We tend to think of evidence for evolution in terms of complex facts of geology and biology. But in fact there is pretty good evidence for the theory of evolution which is available to almost everyone, or least everyone who has some familiarity with various kinds of plants and animals, without any complicated study.
What happens when you take a thing, then make a copy, then make copies of the copies, and so on? If your copies are perfect, you will just get a bunch of identical copies of the original. But if your copies are not perfect, something else happens. Suppose you perform this process with photocopies of a sheet of paper with text on it. Over time, various discrepancies will creep in. For example, during one of your copies there may be a hair on the surface of the copy machine, and this hair will show up as an extra line on the copy.

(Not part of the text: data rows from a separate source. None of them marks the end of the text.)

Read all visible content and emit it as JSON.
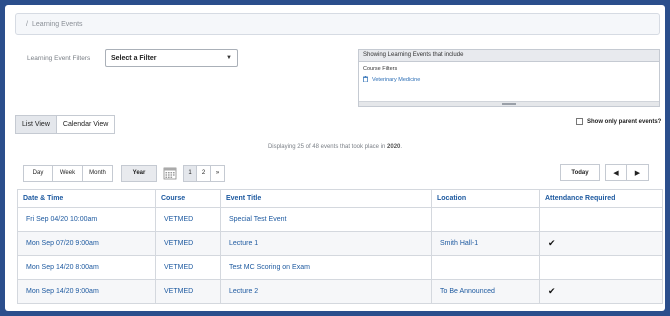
{
  "breadcrumb": {
    "separator": "/",
    "current": "Learning Events"
  },
  "filters": {
    "label": "Learning Event Filters",
    "select_value": "Select a Filter",
    "showing_header": "Showing Learning Events that include",
    "course_filters_label": "Course Filters",
    "course_filter_item": "Veterinary Medicine"
  },
  "view_toggle": {
    "list": "List View",
    "calendar": "Calendar View"
  },
  "parent_events_label": "Show only parent events?",
  "summary": {
    "prefix": "Displaying 25 of 48 events that took place in",
    "year": "2020",
    "suffix": "."
  },
  "range_buttons": [
    "Day",
    "Week",
    "Month"
  ],
  "year_button": "Year",
  "pagination": {
    "pages": [
      "1",
      "2"
    ],
    "next": "»"
  },
  "today_button": "Today",
  "nav": {
    "prev": "◀",
    "next": "▶"
  },
  "table": {
    "headers": [
      "Date & Time",
      "Course",
      "Event Title",
      "Location",
      "Attendance Required"
    ],
    "rows": [
      {
        "date": "Fri Sep 04/20 10:00am",
        "course": "VETMED",
        "title": "Special Test Event",
        "location": "",
        "attendance": ""
      },
      {
        "date": "Mon Sep 07/20 9:00am",
        "course": "VETMED",
        "title": "Lecture 1",
        "location": "Smith Hall-1",
        "attendance": "✔"
      },
      {
        "date": "Mon Sep 14/20 8:00am",
        "course": "VETMED",
        "title": "Test MC Scoring on Exam",
        "location": "",
        "attendance": ""
      },
      {
        "date": "Mon Sep 14/20 9:00am",
        "course": "VETMED",
        "title": "Lecture 2",
        "location": "To Be Announced",
        "attendance": "✔"
      }
    ]
  },
  "colors": {
    "frame": "#2b4e8c",
    "link": "#1e5aa0"
  }
}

Then, when you make copies of the sheet with the extra line, all the copies you make of it, and all the copies of the copies of that sheet, and so on, will all have an extra line.
At the end you will be able to divide your copies into at least two families: ones with the extra line, and ones without it. In practice you will not get just two families, but families within families within families, and so on.
There are two facts about living things, neither of which is all that hard to notice.
First, living things make copies of themselves. They are not perfect copies but imperfect ones, with differences from the original.
Second, living things are organized in the way discussed above, as families within families. Thus there are various kinds of dog such as the chihuahua and the golden retriever, which are both kinds of dog. And then there are dogs and wolves, which are pretty similar themselves. And wolves have a similar relationship with coyotes and jackals. And all of these canine species have a similar relationship with cat families, and so on.
These two facts are evidence for common descent, that is, evidence that all of these living things are remote descendants of a lengthy process of the imperfect copying of one original ancestor.
Nonetheless, the theory was rarely proposed, if not non-existent, before the eighteenth century. Empedocles anticipated the theory of natural selection, as in this statement by Aristotle:
Wherever then all the parts came about just what they would have been if they had come be for an end, such things survived, being organized spontaneously in a fitting way; whereas those which grew otherwise perished and continue to perish, as Empedocles says his ‘man-faced ox-progeny’ did.
Empedocles, however, implied (for example by speaking of “man-faced ox-progeny”) that things came to be by chance, and does not seem to have suggested common descent in particular.
Given the presence of evidence for common descent, why was the theory not proposed much earlier? I have two guesses regarding the reason for this. First, the existence of an apparently settled account in the book of Genesis. Second, the fact that it is difficult for people to conceive of long periods of time and of their effects. People have a hard time even with much shorter periods of time, let alone the idea of considering the effects of the passage of millions of years.